Wednesday, January 5, 2011

Rendezvous with Rama

Arthur C. Clarke
Bantam Spectra, 1973 (my copy is from 1990)
Size: Short (my copy has 243 pages)
Theme: Interaction with alien civilizations
Narrative: Third-person
Main character: Several (Endeavour crew)
Recommended minimum age: Teenager
Would purchase as a gift to any sci-fi reader: YES

Rendezvous with Rama is considered a classic in space sci-fi. The level of scientific detail and rigor is very high, as is the author’s concern with describing the science behind all the technology and events, which creates a very realistic scenario for the reader. Everything about it is familiar enough for readers to understand, while exploring the possibilities that alien civilizations allow.

This is the first of a series of 4 books, and it sets very well the story for the others. However, according to the author, only this first book was initially planned. In that setting, it leaves many questions unanswered and the mysteries of Rama unrevealed, reason why you will definitely want to follow it up with the sequels. Along each book, more explanations are provided, and there is a definite crescendo along the series.

This first book describes the story of a crew of astronauts tasked with traveling to an alien spacecraft, Rama, which is believed to be travelling across the universe, and which was identified in space as it passed near Earth. The astronauts are to travel aboard the Endeavour, a solar vessel, and the only manned vehicle which can reach Rama in time to meet it before it leaves our solar system. We follow the astronauts as they attempt to get inside Rama, explore its immense size and its possible inhabitants, and survive through their stay.

The story is captivating and rich with details and wondrous discoveries. Nevertheless, the book is relatively short and thus the characters end up slightly superficial. There are no deep and complex sociological or psychological layers, and it is essentially a space adventure. As a stand-alone, it is quite good, but it works much better when framed in the series, in which case it becomes excellent.

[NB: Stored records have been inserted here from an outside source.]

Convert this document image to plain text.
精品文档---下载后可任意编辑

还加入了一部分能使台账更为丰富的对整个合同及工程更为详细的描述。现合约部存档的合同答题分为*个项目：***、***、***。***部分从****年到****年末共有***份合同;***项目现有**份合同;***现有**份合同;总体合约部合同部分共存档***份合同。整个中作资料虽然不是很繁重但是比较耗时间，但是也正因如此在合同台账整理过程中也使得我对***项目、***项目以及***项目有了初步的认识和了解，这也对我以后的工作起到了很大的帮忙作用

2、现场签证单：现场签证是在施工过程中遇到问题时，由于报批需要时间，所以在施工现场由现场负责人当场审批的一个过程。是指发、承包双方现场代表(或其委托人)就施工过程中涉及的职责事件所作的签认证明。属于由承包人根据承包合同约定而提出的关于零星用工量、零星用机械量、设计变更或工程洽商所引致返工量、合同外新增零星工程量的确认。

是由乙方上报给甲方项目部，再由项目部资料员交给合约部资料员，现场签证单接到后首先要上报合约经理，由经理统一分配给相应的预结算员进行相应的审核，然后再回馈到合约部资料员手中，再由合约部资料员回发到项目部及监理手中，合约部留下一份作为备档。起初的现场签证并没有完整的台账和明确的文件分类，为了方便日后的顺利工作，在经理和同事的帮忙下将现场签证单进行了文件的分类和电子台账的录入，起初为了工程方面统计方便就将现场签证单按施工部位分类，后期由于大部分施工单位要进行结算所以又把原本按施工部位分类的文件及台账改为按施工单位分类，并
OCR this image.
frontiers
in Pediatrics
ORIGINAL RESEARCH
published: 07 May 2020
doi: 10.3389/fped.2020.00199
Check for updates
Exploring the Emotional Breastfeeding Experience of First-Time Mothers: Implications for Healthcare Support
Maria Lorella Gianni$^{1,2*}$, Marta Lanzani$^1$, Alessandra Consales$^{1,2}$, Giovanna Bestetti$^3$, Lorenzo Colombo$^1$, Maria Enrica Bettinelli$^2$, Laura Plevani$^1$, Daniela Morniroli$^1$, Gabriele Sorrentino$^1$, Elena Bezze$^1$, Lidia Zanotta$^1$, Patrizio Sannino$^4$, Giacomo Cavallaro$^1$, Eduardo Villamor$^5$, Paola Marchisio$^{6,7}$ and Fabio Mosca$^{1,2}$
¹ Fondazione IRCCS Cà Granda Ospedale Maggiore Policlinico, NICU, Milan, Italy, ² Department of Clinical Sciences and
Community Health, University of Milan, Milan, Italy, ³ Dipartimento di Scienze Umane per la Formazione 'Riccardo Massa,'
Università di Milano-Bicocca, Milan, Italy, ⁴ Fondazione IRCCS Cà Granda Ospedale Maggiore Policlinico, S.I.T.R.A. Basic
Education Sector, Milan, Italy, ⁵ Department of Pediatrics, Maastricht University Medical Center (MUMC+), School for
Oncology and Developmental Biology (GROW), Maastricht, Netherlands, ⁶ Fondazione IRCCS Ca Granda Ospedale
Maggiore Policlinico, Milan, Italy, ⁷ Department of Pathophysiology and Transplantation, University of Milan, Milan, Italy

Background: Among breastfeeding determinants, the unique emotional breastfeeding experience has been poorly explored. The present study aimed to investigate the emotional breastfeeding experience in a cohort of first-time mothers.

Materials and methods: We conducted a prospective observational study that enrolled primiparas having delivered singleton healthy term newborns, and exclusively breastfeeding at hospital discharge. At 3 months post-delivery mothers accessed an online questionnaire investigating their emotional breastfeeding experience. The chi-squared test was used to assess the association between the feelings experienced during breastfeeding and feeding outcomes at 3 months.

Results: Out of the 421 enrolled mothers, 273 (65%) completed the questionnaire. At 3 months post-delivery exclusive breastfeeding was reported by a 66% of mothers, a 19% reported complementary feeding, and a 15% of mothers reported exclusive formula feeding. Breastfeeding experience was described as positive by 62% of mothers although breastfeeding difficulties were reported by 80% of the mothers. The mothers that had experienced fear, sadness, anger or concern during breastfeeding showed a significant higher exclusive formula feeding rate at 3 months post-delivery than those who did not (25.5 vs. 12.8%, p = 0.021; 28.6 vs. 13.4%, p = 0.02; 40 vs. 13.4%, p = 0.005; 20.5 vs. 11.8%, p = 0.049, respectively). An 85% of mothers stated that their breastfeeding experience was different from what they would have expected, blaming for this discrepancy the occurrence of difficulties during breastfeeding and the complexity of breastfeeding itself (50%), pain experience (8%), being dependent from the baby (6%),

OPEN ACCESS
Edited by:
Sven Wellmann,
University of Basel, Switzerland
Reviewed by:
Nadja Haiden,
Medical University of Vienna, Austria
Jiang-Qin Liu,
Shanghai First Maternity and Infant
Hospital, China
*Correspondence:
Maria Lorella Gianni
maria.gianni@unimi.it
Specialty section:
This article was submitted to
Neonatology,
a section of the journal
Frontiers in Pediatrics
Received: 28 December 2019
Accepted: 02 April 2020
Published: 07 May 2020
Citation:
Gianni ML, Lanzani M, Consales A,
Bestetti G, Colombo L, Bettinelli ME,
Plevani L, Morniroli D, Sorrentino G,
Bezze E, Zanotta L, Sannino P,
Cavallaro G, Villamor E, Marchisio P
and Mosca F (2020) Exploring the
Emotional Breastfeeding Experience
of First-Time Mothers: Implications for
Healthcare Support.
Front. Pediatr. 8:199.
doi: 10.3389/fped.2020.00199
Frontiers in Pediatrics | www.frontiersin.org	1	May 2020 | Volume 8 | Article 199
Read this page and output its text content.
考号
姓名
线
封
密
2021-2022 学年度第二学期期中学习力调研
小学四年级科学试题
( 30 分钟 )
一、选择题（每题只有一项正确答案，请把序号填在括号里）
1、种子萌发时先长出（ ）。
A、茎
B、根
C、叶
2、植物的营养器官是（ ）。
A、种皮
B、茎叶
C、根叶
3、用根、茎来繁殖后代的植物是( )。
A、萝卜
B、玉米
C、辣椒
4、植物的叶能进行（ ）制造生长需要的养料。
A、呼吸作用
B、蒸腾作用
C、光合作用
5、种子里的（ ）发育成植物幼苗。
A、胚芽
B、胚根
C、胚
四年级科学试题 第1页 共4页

Spoilers (warning: the following text contains information that may hamper/ruin how much you enjoy the book):
In this book we only see the first hints of alien life and very little about alien culture and motives. At a late point of the story, Rama makes a maneuver which many people believe will endanger Earth, forcing the astronauts to employ nuclear missiles in an attempt to stop it. The Endeavour manages to launch off Rama as its crew witnesses what they believe will be the alien’s ship latest moments as it moves closer to the sun. Nevertheless, the ship completes its maneuver and slingshots out of our solar system by taking advantage of the Sun’s gravity.